When Bobby Henley, the Nats' spring training coordinator, arrived at his usual ultra-early hour of 5:15 a.m., he expected to be utterly alone.

Then, behind him, Kimball said, "Hello." Luckily, Henley's heart is healthy. "Son, you're here a little early, aren't you?" said Henley.

You can't be too early when it's time for spring training to begin.

"Pitchers and catchers report" are among the most magical words in sport. They hit everybody differently. But their impact strikes everyone harder than they expect, no matter how many times they've had that first-day-of-school tingle of anticipation. It's been less than four months since the World Series, but it's felt like a drug withdrawal. Winter has intervened and left us battered, every sense longing for what baseball symbolizes: sun, warm breezes, green beneath our feet and clear blue above our heads.

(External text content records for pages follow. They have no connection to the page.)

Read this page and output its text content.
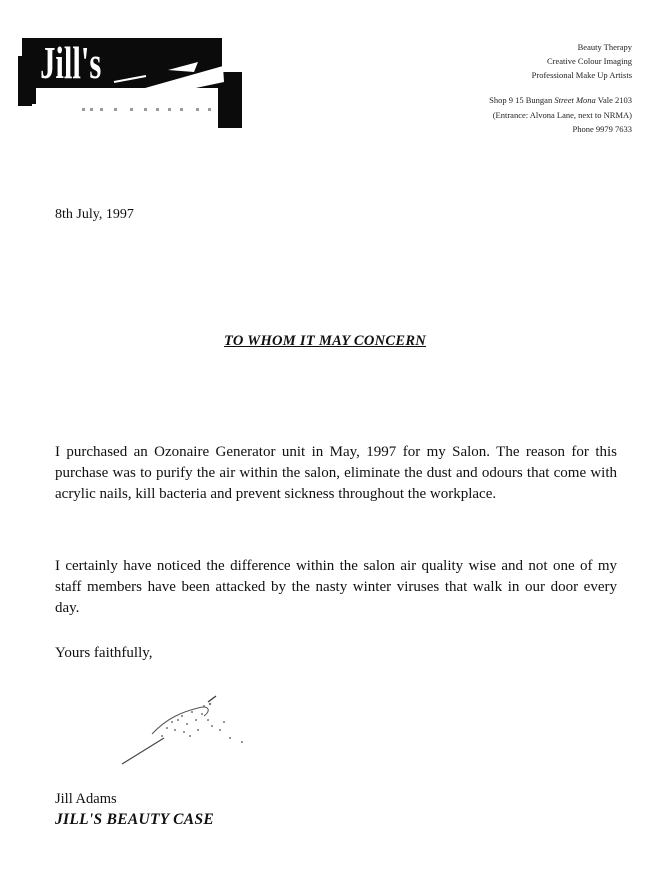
Jill's	Beauty Therapy
Creative Colour Imaging
Professional Make Up Artists
Shop 9 15 Bungan Street Mona Vale 2103
(Entrance: Alvona Lane, next to NRMA)
Phone 9979 7633
8th July, 1997
TO WHOM IT MAY CONCERN

I purchased an Ozonaire Generator unit in May, 1997 for my Salon. The reason for this purchase was to purify the air within the salon, eliminate the dust and odours that come with acrylic nails, kill bacteria and prevent sickness throughout the workplace.

I certainly have noticed the difference within the salon air quality wise and not one of my staff members have been attacked by the nasty winter viruses that walk in our door every day.

Yours faithfully,
Jill Adams
JILL'S BEAUTY CASE
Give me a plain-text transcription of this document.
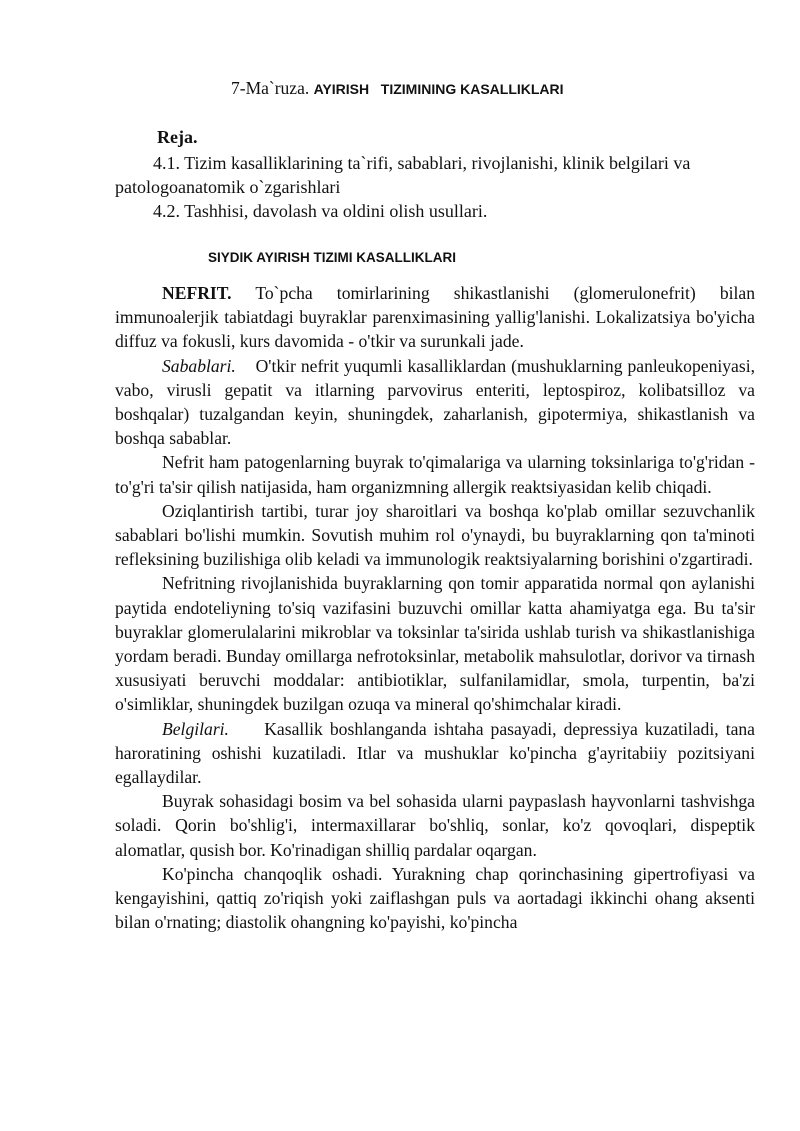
7-Ma`ruza. AYIRISH   TIZIMINING KASALLIKLARI
Reja.

4.1. Tizim kasalliklarining ta`rifi, sabablari, rivojlanishi, klinik belgilari va patologoanatomik o`zgarishlari

4.2. Tashhisi, davolash va oldini olish usullari.

SIYDIK AYIRISH TIZIMI KASALLIKLARI

NEFRIT. To`pcha tomirlarining shikastlanishi (glomerulonefrit) bilan immunoalerjik tabiatdagi buyraklar parenximasining yallig'lanishi. Lokalizatsiya bo'yicha diffuz va fokusli, kurs davomida - o'tkir va surunkali jade.

Sabablari.    O'tkir nefrit yuqumli kasalliklardan (mushuklarning panleukopeniyasi, vabo, virusli gepatit va itlarning parvovirus enteriti, leptospiroz, kolibatsilloz va boshqalar) tuzalgandan keyin, shuningdek, zaharlanish, gipotermiya, shikastlanish va boshqa sabablar.

Nefrit ham patogenlarning buyrak to'qimalariga va ularning toksinlariga to'g'ridan -to'g'ri ta'sir qilish natijasida, ham organizmning allergik reaktsiyasidan kelib chiqadi.

Oziqlantirish tartibi, turar joy sharoitlari va boshqa ko'plab omillar sezuvchanlik sabablari bo'lishi mumkin. Sovutish muhim rol o'ynaydi, bu buyraklarning qon ta'minoti refleksining buzilishiga olib keladi va immunologik reaktsiyalarning borishini o'zgartiradi.

Nefritning rivojlanishida buyraklarning qon tomir apparatida normal qon aylanishi paytida endoteliyning to'siq vazifasini buzuvchi omillar katta ahamiyatga ega. Bu ta'sir buyraklar glomerulalarini mikroblar va toksinlar ta'sirida ushlab turish va shikastlanishiga yordam beradi. Bunday omillarga nefrotoksinlar, metabolik mahsulotlar, dorivor va tirnash xususiyati beruvchi moddalar: antibiotiklar, sulfanilamidlar, smola, turpentin, ba'zi o'simliklar, shuningdek buzilgan ozuqa va mineral qo'shimchalar kiradi.

Belgilari.     Kasallik boshlanganda ishtaha pasayadi, depressiya kuzatiladi, tana haroratining oshishi kuzatiladi. Itlar va mushuklar ko'pincha g'ayritabiiy pozitsiyani egallaydilar.

Buyrak sohasidagi bosim va bel sohasida ularni paypaslash hayvonlarni tashvishga soladi. Qorin bo'shlig'i, intermaxillarar bo'shliq, sonlar, ko'z qovoqlari, dispeptik alomatlar, qusish bor. Ko'rinadigan shilliq pardalar oqargan.

Ko'pincha chanqoqlik oshadi. Yurakning chap qorinchasining gipertrofiyasi va kengayishini, qattiq zo'riqish yoki zaiflashgan puls va aortadagi ikkinchi ohang aksenti bilan o'rnating; diastolik ohangning ko'payishi, ko'pincha
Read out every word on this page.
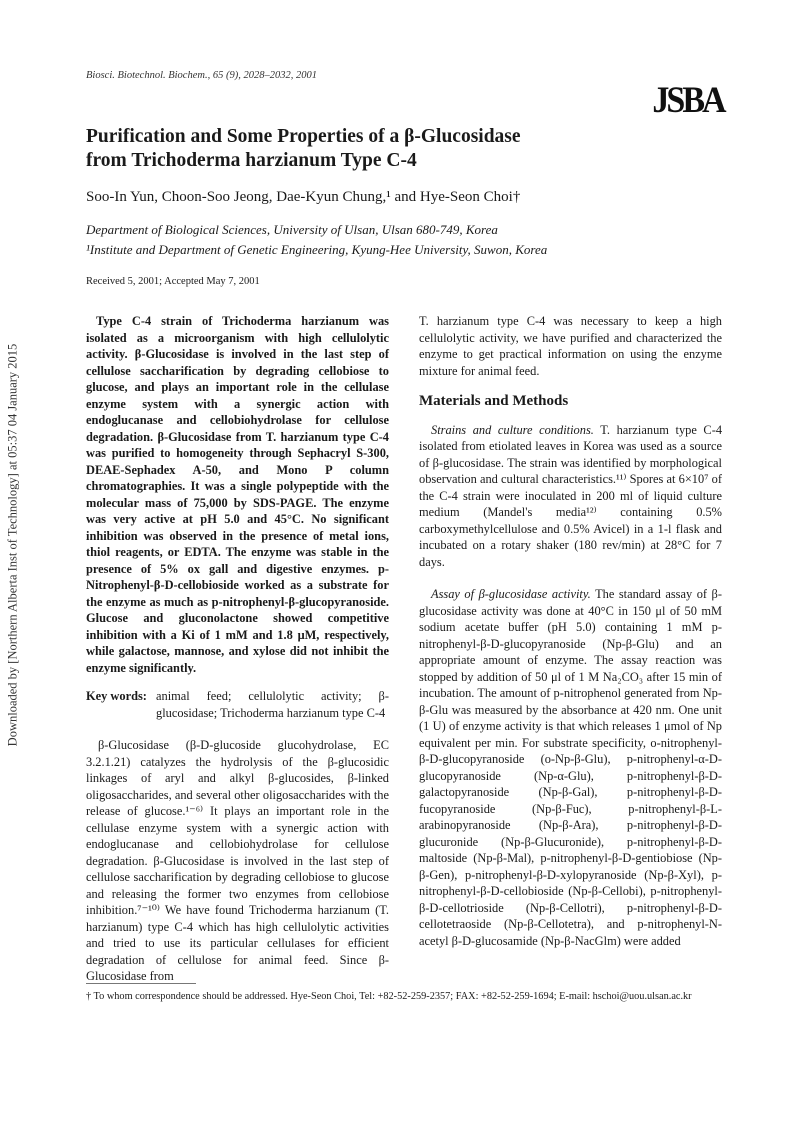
Downloaded by [Northern Alberta Inst of Technology] at 05:37 04 January 2015
Biosci. Biotechnol. Biochem., 65 (9), 2028–2032, 2001
JSBA
Purification and Some Properties of a β-Glucosidase
from Trichoderma harzianum Type C-4
Soo-In Yun, Choon-Soo Jeong, Dae-Kyun Chung,¹ and Hye-Seon Choi†
Department of Biological Sciences, University of Ulsan, Ulsan 680-749, Korea
¹Institute and Department of Genetic Engineering, Kyung-Hee University, Suwon, Korea
Received 5, 2001; Accepted May 7, 2001

Type C-4 strain of Trichoderma harzianum was isolated as a microorganism with high cellulolytic activity. β-Glucosidase is involved in the last step of cellulose saccharification by degrading cellobiose to glucose, and plays an important role in the cellulase enzyme system with a synergic action with endoglucanase and cellobiohydrolase for cellulose degradation. β-Glucosidase from T. harzianum type C-4 was purified to homogeneity through Sephacryl S-300, DEAE-Sephadex A-50, and Mono P column chromatographies. It was a single polypeptide with the molecular mass of 75,000 by SDS-PAGE. The enzyme was very active at pH 5.0 and 45°C. No significant inhibition was observed in the presence of metal ions, thiol reagents, or EDTA. The enzyme was stable in the presence of 5% ox gall and digestive enzymes. p-Nitrophenyl-β-D-cellobioside worked as a substrate for the enzyme as much as p-nitrophenyl-β-glucopyranoside. Glucose and gluconolactone showed competitive inhibition with a Ki of 1 mM and 1.8 μM, respectively, while galactose, mannose, and xylose did not inhibit the enzyme significantly.

Key words: animal feed; cellulolytic activity; β-glucosidase; Trichoderma harzianum type C-4

β-Glucosidase (β-D-glucoside glucohydrolase, EC 3.2.1.21) catalyzes the hydrolysis of the β-glucosidic linkages of aryl and alkyl β-glucosides, β-linked oligosaccharides, and several other oligosaccharides with the release of glucose.¹⁻⁶⁾ It plays an important role in the cellulase enzyme system with a synergic action with endoglucanase and cellobiohydrolase for cellulose degradation. β-Glucosidase is involved in the last step of cellulose saccharification by degrading cellobiose to glucose and releasing the former two enzymes from cellobiose inhibition.⁷⁻¹⁰⁾ We have found Trichoderma harzianum (T. harzianum) type C-4 which has high cellulolytic activities and tried to use its particular cellulases for efficient degradation of cellulose for animal feed. Since β-Glucosidase from

T. harzianum type C-4 was necessary to keep a high cellulolytic activity, we have purified and characterized the enzyme to get practical information on using the enzyme mixture for animal feed.

Materials and Methods

Strains and culture conditions. T. harzianum type C-4 isolated from etiolated leaves in Korea was used as a source of β-glucosidase. The strain was identified by morphological observation and cultural characteristics.¹¹⁾ Spores at 6×10⁷ of the C-4 strain were inoculated in 200 ml of liquid culture medium (Mandel's media¹²⁾ containing 0.5% carboxymethylcellulose and 0.5% Avicel) in a 1-l flask and incubated on a rotary shaker (180 rev/min) at 28°C for 7 days.

Assay of β-glucosidase activity. The standard assay of β-glucosidase activity was done at 40°C in 150 μl of 50 mM sodium acetate buffer (pH 5.0) containing 1 mM p-nitrophenyl-β-D-glucopyranoside (Np-β-Glu) and an appropriate amount of enzyme. The assay reaction was stopped by addition of 50 μl of 1 M Na₂CO₃ after 15 min of incubation. The amount of p-nitrophenol generated from Np-β-Glu was measured by the absorbance at 420 nm. One unit (1 U) of enzyme activity is that which releases 1 μmol of Np equivalent per min. For substrate specificity, o-nitrophenyl-β-D-glucopyranoside (o-Np-β-Glu), p-nitrophenyl-α-D-glucopyranoside (Np-α-Glu), p-nitrophenyl-β-D-galactopyranoside (Np-β-Gal), p-nitrophenyl-β-D-fucopyranoside (Np-β-Fuc), p-nitrophenyl-β-L-arabinopyranoside (Np-β-Ara), p-nitrophenyl-β-D-glucuronide (Np-β-Glucuronide), p-nitrophenyl-β-D-maltoside (Np-β-Mal), p-nitrophenyl-β-D-gentiobiose (Np-β-Gen), p-nitrophenyl-β-D-xylopyranoside (Np-β-Xyl), p-nitrophenyl-β-D-cellobioside (Np-β-Cellobi), p-nitrophenyl-β-D-cellotrioside (Np-β-Cellotri), p-nitrophenyl-β-D-cellotetraoside (Np-β-Cellotetra), and p-nitrophenyl-N-acetyl β-D-glucosamide (Np-β-NacGlm) were added

† To whom correspondence should be addressed. Hye-Seon Choi, Tel: +82-52-259-2357; FAX: +82-52-259-1694; E-mail: hschoi@uou.ulsan.ac.kr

Everybody has different giddy symptoms on Day One. Old coaches can't stop telling stories, as if they'd been slammed in solitary and muzzled for months. "All winter my wife tells me, 'Our TV has more channels than just MLB Network,' " said Nats pitching coach Steve McCatty. "But that's all I seem to watch."

Soon, McCatty is off on a free-association romp, discussing the pitching mechanics of Walter Johnson, 100 years ago. "He didn't finish his delivery. His right leg never came around. How do you throw 100 mph doing that?" he says.

"God said, 'You're going to throw 100.' That's how he did it," says GM Mike Rizzo.

Even I couldn't sleep Wednesday night, still out on a hotel balcony at midnight, looking up at a full moon high in a cloudless warm sky. I thought I was a little nuts. February baseball - sacrifice bunts, covering first base - shouldn't mean very much. Yet, generation after generation, it still does.